I lay out her dress as she is washing in her closet. Catherine Carey helps me spread out the skirt and the underskirts on the closed chest as Mary Norris goes for her jewels. The skirt is enormous, like a great fat spinning top, I would rather die than marry in a dress like this; the greatest beauty in the world could not help but look like a pudding, waddling out to be eaten. It is hardly worth being queen if you have to go around like a tent, I think. The cloth is extremely fine – cloth of gold – and it is heavy with the most wonderful pearls, and she has a coronet to wear. Mary has put it out before the mirror and if no-one else was here I would try it on, but already, though it is so early, there are half a dozen of us, servants and maids and ladies in waiting, and so I have to give it a little polish and leave it alone. It is very finely wrought, she brought it from Cleves with her and she told me that the spiky bits are supposed to be rosemary, which her own sister wore as a fresh herb in her hair at her wedding. I say it looks like a crown of thorns and her lady secretary gives me a sharp look and doesn’t translate my remark. Just as well, really.
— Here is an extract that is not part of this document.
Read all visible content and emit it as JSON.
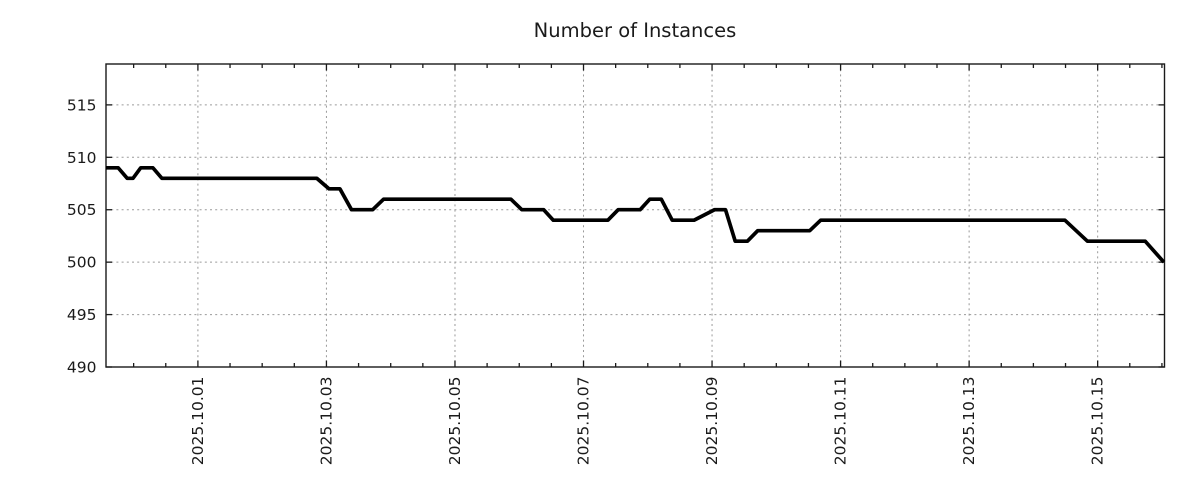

She will wear her hair loose and when she comes out of the bathroom she sits before her silver looking-glass, and Catherine brushes her hair with long, smooth strokes, like you would a horse’s tail. She is fair-haired, to be just to her she is quite golden-haired, and wrapped in a bath sheet and glowing from her wash, she looks well this morning. She is a little pale, but she smiles at all of us, and she seems happy enough. If I were her I would be dancing for joy to be Queen of England. But I suppose she is not the dancing sort.

Off she goes for the wedding and we all fall in behind her in strict order of importance, which means that I am so far back it is hardly worth my while being there, nobody will be able to see me, even though I am wearing my new gown that is trimmed with silver thread, the most costly thing I have ever owned. It is a very pale grey-blue, and suits my eyes. I never looked better; but it is not my wedding and nobody pays any attention to me at all.